18 Mayıs 2010 Salı

| Maymuncuk!

The Brand Age’in Mart 2009 tarihli sayısındaki “Bağlam etkisine ihtiyaç duymayan marka ismi” başlıklı yazımda şunları yazmıştım:


Gösteren gösterilen ilişkisine, yani ses imgesiyle kavram arasındaki bağa yeniden dönecek olursak, bu bağı zaten kurmuş, yani kendi kavramını ifade eden ses imgelerine yönelmememiz gerekir. “Kova”yı ele alalım: “Kova” ses imgesinin kavram karşılığı da “kova”dır. Sözlüklerde bu sözcüğün anlamı, kitlesel uzlaşım veya kullanım genişliğine, temel anlamlarından yan anlamlarına göre sırayla verilir: “(1) Genellikle su veya sulu şeyleri içine koyup taşımaya, kuyudan veya denizden su çekmeye yarayan üstünden kulplu kap. (2) Futbolda çok gol yiyen (kaleci veya takım). (3) Bataklıklarda yetişen bir çeşit saz, hasır otu. (4) Zodyak üzerinde Oğlak ile Balık burçları arasında bulunan burcun adı.” Hadi buyurun şimdi... Marka isimleri sözlüklere girecek olsa (ki bence girmeli) madde şöyle devam edecek: “(5) Bir süt ve süt ürünleri markası.”

Çokanlamlı bir sözcük birkaç kavramı birden taşıyabilir. Yani, zaten çokanlamlı olan kova sözcüğünün içine bir anlam da biz sığıştırmış oluyoruz böylece...

Gördüğünüz gibi, marka ismimizi eklediğimizde (tabii ekleyebilirsek) “kova” ses imgesini karşılayan beş ayrı kavramla karşı karşıya kalıyoruz. Yani ses imgesi aynı, kavramlar farklı... Peki, “kova”yı hangi “kova” kavramıyla birleştireceğimize nasıl karar vereceğiz? Burada da “bağlam” konusu devreye girer. Yazımın başlığında yer alan “bir bağlam etkisi oluşturmaya ihtiyaç duymayan marka ismi” ifadesi bunu anlatmaya çalışıyordu.
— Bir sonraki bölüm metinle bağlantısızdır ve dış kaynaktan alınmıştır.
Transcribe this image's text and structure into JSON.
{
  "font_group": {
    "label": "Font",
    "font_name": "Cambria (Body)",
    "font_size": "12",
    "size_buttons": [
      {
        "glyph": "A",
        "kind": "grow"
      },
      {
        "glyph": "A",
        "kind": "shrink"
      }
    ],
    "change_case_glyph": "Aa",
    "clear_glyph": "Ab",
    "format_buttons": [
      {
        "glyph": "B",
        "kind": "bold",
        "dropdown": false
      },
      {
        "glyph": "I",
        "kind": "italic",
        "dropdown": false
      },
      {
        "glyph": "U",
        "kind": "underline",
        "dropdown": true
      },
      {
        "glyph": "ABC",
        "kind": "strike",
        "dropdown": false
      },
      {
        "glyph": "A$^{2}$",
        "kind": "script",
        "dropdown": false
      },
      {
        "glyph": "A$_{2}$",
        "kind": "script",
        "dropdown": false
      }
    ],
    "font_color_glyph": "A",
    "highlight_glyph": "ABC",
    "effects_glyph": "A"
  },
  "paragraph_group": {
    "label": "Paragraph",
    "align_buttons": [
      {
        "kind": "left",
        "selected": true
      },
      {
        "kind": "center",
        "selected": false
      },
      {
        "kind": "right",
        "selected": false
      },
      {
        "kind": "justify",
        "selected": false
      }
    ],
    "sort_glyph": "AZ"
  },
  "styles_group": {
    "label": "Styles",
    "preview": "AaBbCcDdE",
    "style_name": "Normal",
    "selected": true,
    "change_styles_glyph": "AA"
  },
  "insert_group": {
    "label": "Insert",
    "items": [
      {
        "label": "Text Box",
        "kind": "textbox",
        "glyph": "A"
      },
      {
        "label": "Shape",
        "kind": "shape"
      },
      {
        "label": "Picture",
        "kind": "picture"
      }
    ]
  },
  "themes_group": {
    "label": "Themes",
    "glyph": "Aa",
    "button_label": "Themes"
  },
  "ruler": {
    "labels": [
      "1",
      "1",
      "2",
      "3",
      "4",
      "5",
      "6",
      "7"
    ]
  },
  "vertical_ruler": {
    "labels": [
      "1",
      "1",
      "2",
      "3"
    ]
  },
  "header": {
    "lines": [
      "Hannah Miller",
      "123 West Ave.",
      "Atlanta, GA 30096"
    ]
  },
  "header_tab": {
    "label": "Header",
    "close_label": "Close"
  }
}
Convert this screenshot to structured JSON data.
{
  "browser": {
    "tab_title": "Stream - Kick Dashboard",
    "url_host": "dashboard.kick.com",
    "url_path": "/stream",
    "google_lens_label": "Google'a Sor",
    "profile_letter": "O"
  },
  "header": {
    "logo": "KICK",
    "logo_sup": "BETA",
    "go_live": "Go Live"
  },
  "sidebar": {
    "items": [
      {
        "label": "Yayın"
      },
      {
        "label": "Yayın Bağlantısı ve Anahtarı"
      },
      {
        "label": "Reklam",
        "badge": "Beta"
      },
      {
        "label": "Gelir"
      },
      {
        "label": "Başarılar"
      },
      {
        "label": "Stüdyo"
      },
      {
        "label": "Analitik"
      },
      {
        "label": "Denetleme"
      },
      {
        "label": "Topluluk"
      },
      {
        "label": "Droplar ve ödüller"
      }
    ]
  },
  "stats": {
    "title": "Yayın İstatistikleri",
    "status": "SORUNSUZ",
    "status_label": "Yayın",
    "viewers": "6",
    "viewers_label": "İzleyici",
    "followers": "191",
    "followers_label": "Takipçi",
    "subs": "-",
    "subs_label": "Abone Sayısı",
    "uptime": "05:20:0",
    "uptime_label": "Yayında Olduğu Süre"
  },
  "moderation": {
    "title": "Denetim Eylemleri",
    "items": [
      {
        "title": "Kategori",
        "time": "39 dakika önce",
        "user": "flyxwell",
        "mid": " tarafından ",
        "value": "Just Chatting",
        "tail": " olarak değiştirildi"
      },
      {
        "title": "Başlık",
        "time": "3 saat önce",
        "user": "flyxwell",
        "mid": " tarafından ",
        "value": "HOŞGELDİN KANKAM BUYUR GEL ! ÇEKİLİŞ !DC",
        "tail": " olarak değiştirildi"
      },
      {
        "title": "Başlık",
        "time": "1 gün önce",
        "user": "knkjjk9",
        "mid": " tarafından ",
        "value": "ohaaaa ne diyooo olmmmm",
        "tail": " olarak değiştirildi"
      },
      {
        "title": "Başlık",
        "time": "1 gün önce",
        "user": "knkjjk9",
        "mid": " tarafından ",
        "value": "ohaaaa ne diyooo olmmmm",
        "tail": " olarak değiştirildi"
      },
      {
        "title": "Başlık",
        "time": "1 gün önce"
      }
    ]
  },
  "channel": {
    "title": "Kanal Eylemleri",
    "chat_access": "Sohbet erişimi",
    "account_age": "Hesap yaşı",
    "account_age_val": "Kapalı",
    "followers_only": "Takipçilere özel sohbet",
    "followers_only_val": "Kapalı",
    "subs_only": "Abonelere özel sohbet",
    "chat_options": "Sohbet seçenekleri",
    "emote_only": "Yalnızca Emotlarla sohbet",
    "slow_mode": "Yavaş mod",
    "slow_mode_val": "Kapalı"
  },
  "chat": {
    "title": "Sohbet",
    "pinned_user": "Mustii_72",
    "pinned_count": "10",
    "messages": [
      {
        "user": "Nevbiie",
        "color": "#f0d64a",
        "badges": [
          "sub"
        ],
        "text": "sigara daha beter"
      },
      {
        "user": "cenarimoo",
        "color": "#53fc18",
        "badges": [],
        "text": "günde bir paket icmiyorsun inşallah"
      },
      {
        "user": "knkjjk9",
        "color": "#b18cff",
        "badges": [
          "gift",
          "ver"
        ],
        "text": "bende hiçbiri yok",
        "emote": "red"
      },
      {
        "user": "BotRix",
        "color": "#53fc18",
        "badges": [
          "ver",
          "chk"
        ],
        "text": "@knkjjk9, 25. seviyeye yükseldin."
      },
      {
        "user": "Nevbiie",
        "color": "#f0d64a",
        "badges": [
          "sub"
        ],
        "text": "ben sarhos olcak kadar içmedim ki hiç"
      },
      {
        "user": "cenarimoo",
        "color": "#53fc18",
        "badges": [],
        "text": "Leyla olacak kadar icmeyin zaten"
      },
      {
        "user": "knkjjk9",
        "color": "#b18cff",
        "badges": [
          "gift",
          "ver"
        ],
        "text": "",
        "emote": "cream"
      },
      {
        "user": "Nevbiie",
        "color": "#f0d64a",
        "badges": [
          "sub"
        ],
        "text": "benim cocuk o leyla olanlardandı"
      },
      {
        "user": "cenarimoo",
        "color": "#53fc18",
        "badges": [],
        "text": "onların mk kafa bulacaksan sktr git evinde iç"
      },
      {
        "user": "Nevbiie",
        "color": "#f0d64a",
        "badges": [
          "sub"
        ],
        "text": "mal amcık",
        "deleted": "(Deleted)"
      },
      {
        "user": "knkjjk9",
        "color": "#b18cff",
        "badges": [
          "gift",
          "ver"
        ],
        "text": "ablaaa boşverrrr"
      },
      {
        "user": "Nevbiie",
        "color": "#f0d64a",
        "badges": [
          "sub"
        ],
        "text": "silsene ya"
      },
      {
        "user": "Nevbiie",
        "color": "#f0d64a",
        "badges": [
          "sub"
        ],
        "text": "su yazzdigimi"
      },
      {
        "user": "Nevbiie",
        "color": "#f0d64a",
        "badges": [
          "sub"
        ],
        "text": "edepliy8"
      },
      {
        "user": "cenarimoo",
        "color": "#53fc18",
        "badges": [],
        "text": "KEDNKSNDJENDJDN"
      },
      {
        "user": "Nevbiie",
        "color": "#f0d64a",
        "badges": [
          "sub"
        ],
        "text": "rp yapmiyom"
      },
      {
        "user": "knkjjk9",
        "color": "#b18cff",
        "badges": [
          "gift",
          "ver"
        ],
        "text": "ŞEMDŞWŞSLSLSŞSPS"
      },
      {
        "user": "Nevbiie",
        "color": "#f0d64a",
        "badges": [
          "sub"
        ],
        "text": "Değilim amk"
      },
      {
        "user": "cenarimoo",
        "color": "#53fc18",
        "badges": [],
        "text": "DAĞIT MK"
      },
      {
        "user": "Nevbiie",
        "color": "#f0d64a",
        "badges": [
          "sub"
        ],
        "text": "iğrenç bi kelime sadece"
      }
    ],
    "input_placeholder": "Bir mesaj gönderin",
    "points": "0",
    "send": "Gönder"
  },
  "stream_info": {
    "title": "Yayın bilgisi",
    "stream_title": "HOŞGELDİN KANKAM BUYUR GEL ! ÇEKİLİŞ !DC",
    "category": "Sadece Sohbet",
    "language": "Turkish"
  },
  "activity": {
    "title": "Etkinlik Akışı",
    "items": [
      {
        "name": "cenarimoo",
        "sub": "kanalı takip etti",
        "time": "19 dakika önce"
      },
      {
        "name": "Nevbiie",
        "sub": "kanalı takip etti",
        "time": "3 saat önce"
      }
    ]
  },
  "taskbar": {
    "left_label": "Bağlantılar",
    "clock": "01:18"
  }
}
Konuya bir de farklı bir pespektiften bakalım. Her isim, bir kavramı açan anahtar gibidir. Yukarıdaki alıntıda yer alan “kova” örneğinde “kova” ismi, “kova” kavram(lar)ının anahtarıdır. Gördüğünüz gibi bu anahtar beş farklı kilidi açabilecek marifete sahip... Yani epeyce yetenekli!

Fakat, eğer anahtarı eline verdiğimiz hedef kitlemizin bizim kilidimizi açmasını ve kendi evrenimize girmesini istiyorsak, herhalde o anahtarın birkaç kilidi birden açabilmesi bir avantaj değildir. Çünkü, o esnada hangi kilit daha çok parıltı yayarsa anahtar o yana yönelir. Demek ki, hedef kitlenin eline maymuncuk vermemeli!

Al & Laura Ries, “Marka Yaratmanın 22 Kuralı”nda derler ki, “Başarısızlığa giden en kısa yollardan biri, markaya bir jenerik isim vermektir.” Evet, markaya jenerik bir isim vermek de, hedef kitlenizin eline aynı anda birçok kilidi açan bir anahtar vermek demektir.

Belki arada sizinkini de açar! Ya da sizinkini de açsın diye yırtınıp durursunuz.